Differences between the means of groups were analyzed using the two tailed Student’s t-test. Differences between the means of more than two groups were analyzed using 1-way ANOVA with Tukey’s post-test. For comparisons between two or more groups with two independent variables, 2-way ANOVA with Bonferroni post-test was used. All statistical analyses were done in GraphPad Prism 5. A p value <0.05 was considered significant. The data points across figures represent the mean (±SD) of values. *p≤0.05, **p≤0.01, ***p≤0.001, ****p≤0.0001, ns-not significant (p>0.05). All experiments were replicated for reproducibility.

Figure 4. W-Beijing Mtb strains carrying the rpoB-H445Y SNP overexpress PDIM and bypass the IL-1R1 signaling pathway for protective immunity.

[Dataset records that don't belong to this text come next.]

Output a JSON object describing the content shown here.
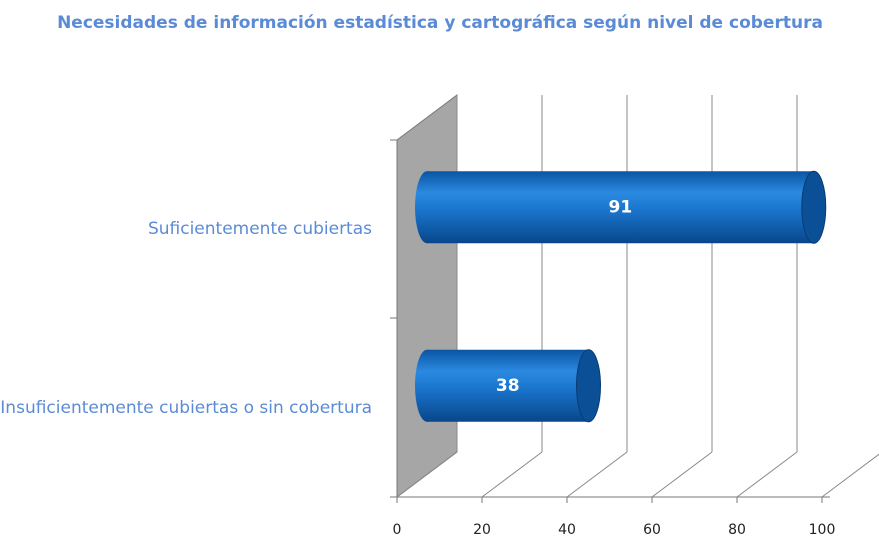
{
  "chart_data": {
    "type": "bar",
    "orientation": "horizontal",
    "title": "Necesidades de información estadística y cartográfica según nivel de cobertura",
    "categories": [
      "Suficientemente cubiertas",
      "Insuficientemente cubiertas o sin cobertura"
    ],
    "values": [
      91,
      38
    ],
    "color": "#1f77d0",
    "xlim": [
      0,
      100
    ],
    "xticks": [
      0,
      20,
      40,
      60,
      80,
      100
    ],
    "grid": true
  }
}
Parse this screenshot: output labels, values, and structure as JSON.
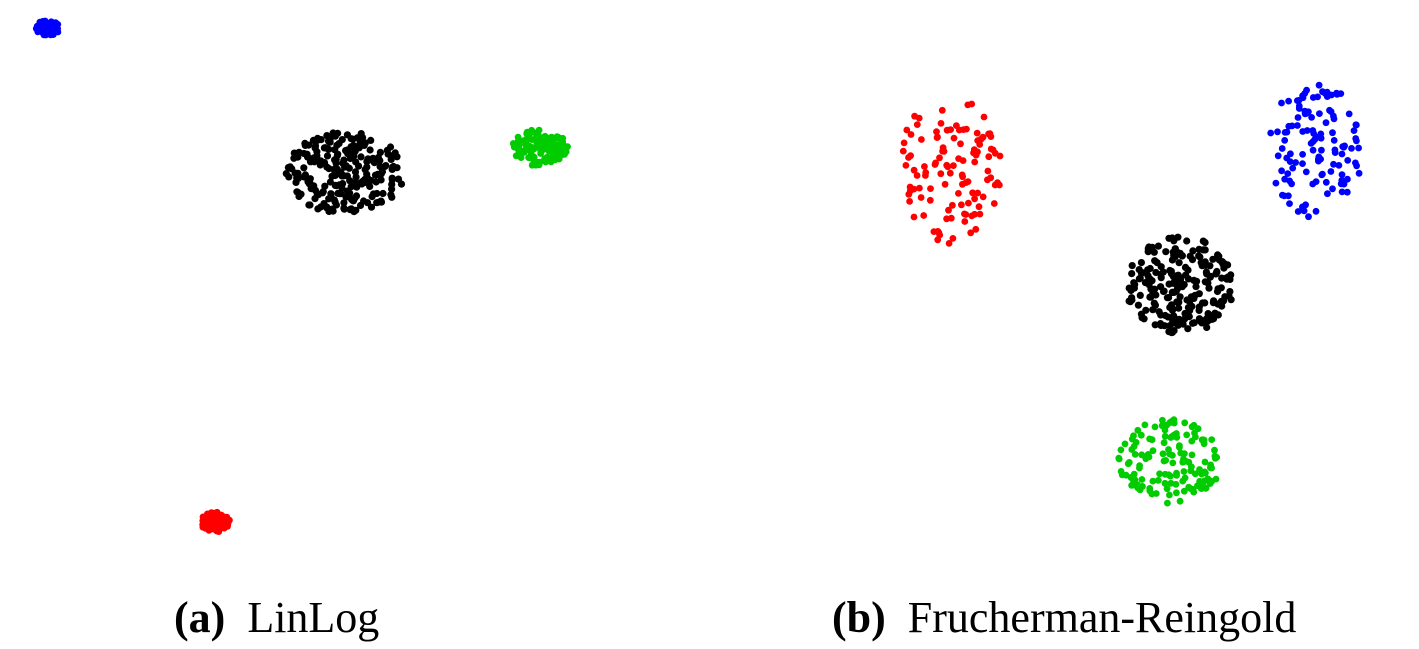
{
  "colors": {
    "blue": "#0000ff",
    "black": "#000000",
    "green": "#00cc00",
    "red": "#ff0000"
  },
  "captions": {
    "a": {
      "tag": "(a)",
      "label": "LinLog"
    },
    "b": {
      "tag": "(b)",
      "label": "Frucherman-Reingold"
    }
  },
  "chart_data": [
    {
      "type": "scatter",
      "title": "",
      "grid": false,
      "axes": "none",
      "series": [
        {
          "color": "blue",
          "center": [
            48,
            28
          ],
          "spread": [
            24,
            16
          ],
          "count": 55,
          "radius": 3.4
        },
        {
          "color": "black",
          "center": [
            345,
            173
          ],
          "spread": [
            118,
            82
          ],
          "count": 240,
          "radius": 3.6
        },
        {
          "color": "green",
          "center": [
            540,
            148
          ],
          "spread": [
            56,
            38
          ],
          "count": 120,
          "radius": 3.4
        },
        {
          "color": "red",
          "center": [
            215,
            522
          ],
          "spread": [
            30,
            20
          ],
          "count": 90,
          "radius": 3.4
        }
      ]
    },
    {
      "type": "scatter",
      "title": "",
      "grid": false,
      "axes": "none",
      "series": [
        {
          "color": "red",
          "center": [
            150,
            170
          ],
          "spread": [
            105,
            150
          ],
          "count": 115,
          "radius": 3.4
        },
        {
          "color": "blue",
          "center": [
            515,
            150
          ],
          "spread": [
            97,
            135
          ],
          "count": 120,
          "radius": 3.4
        },
        {
          "color": "black",
          "center": [
            380,
            285
          ],
          "spread": [
            108,
            98
          ],
          "count": 220,
          "radius": 3.6
        },
        {
          "color": "green",
          "center": [
            370,
            462
          ],
          "spread": [
            103,
            85
          ],
          "count": 140,
          "radius": 3.4
        }
      ]
    }
  ]
}
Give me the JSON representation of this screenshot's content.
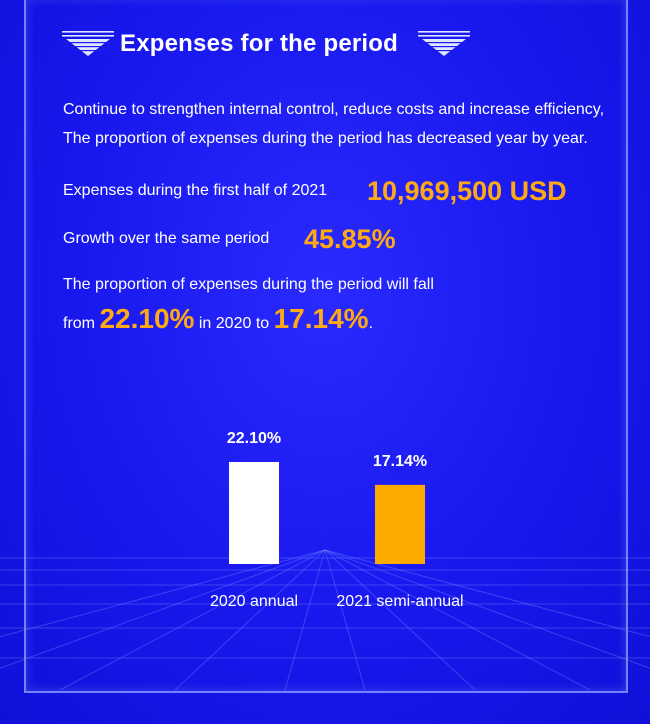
{
  "title": "Expenses for the period",
  "intro": {
    "line1": "Continue to strengthen internal control, reduce costs and increase efficiency,",
    "line2": "The proportion of expenses during the period has decreased year by year."
  },
  "expenses": {
    "label": "Expenses during the first half of 2021",
    "value": "10,969,500 USD"
  },
  "growth": {
    "label": "Growth over the same period",
    "value": "45.85%"
  },
  "proportion": {
    "line1": "The proportion of expenses during the period will fall",
    "from_word": "from",
    "from_value": "22.10%",
    "middle": "in 2020 to",
    "to_value": "17.14%",
    "end": "."
  },
  "colors": {
    "background": "#1a1af0",
    "accent": "#ffaa14",
    "bar_2020": "#ffffff",
    "bar_2021": "#ffaa00"
  },
  "chart_data": {
    "type": "bar",
    "categories": [
      "2020 annual",
      "2021 semi-annual"
    ],
    "values": [
      22.1,
      17.14
    ],
    "data_labels": [
      "22.10%",
      "17.14%"
    ],
    "ylim": [
      0,
      22.1
    ],
    "title": "",
    "xlabel": "",
    "ylabel": "",
    "grid": false,
    "legend": "none"
  }
}
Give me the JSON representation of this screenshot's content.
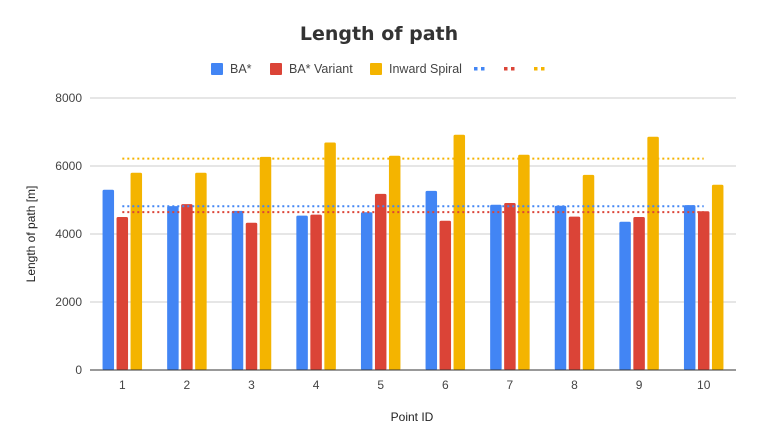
{
  "chart_data": {
    "type": "bar",
    "title": "Length of path",
    "xlabel": "Point ID",
    "ylabel": "Length of path [m]",
    "categories": [
      "1",
      "2",
      "3",
      "4",
      "5",
      "6",
      "7",
      "8",
      "9",
      "10"
    ],
    "ylim": [
      0,
      8000
    ],
    "yticks": [
      "0",
      "2000",
      "4000",
      "6000",
      "8000"
    ],
    "grid": true,
    "legend_position": "top",
    "series": [
      {
        "name": "BA*",
        "color": "#4285f4",
        "values": [
          5300,
          4820,
          4680,
          4540,
          4640,
          5270,
          4860,
          4830,
          4360,
          4850
        ]
      },
      {
        "name": "BA* Variant",
        "color": "#db4437",
        "values": [
          4500,
          4880,
          4330,
          4570,
          5180,
          4390,
          4910,
          4510,
          4500,
          4670
        ]
      },
      {
        "name": "Inward Spiral",
        "color": "#f4b400",
        "values": [
          5800,
          5800,
          6270,
          6690,
          6300,
          6920,
          6330,
          5740,
          6860,
          5450
        ]
      }
    ],
    "average_lines": [
      {
        "series": "BA*",
        "color": "#4285f4",
        "value": 4815
      },
      {
        "series": "BA* Variant",
        "color": "#db4437",
        "value": 4644
      },
      {
        "series": "Inward Spiral",
        "color": "#f4b400",
        "value": 6216
      }
    ]
  }
}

B6 and Il1r1^−/− macrophages were infected with HN878 or three independently isolated HN878 rpoB-S450L or HN878 rpoB-H445Y mutants (MOI1) for 6 days (n=4). IL-1β, lactate, and IFN-β levels were measured in supernatants (a) and intracellular CFU was determined (b). B6 and Il1r1^−/− mice (n=5) were aerosol infected with 100 CFU Mtb HN878 rpoB-S450L or HN878 rpoB-H445Y. Lung bacterial burden was determined on 30 dpi (c). The LC/MS reconstructed ion chromatogram (RIC, m/z 1330–1450) of PDIM (d) and the internal standard TAG (e) from HN878 and W_7642 are overlayed (the two earlier elution peaks of the TAG chromatogram are from endogenous Mtb 18:1/16:0/26-TAG (second isotope) and 18:0/16:0/26:0-TAG). The amounts of 20:0/20:0/20:0-TAG internal standard in the two samples are nearly equal. The LC/MS RIC (m/z 1330–1450) of PDIM (f) and the internal standard TAG (g) from rpoB-H445Y and rpoB-S450L are overlayed. The 20:0/20:0/20:0-TAG internal standard in the rpoB-S450L sample is about 1.5 times of the amount in rpoB-H445Y. Trace data is representative of at least two replicates. PDIM was isolated from each Mtb strain and coated onto polystyrene beads. B6 macrophages (n=4, except rpoB-H445Y and rpoB-S450L PDIM n=8) were treated with PDIM coated beads (200:1) from different Mtb strains or control HSA coated beads (200:1) alone or in combination with HN878 infection (MOI1). IL-1β, lactate and IFN-β protein levels were determined in 6 dpi supernatants (h). UN-untreated, UI-uninfected, nd-not detectable. (a-c) 2-way ANOVA with Bonferroni post-test, (h) 1-way ANOVA with Tukey’s post-test. The data points represent the mean (±SD) of values. *p≤0.05, ***p≤0.001, ns-not significant (p>0.05).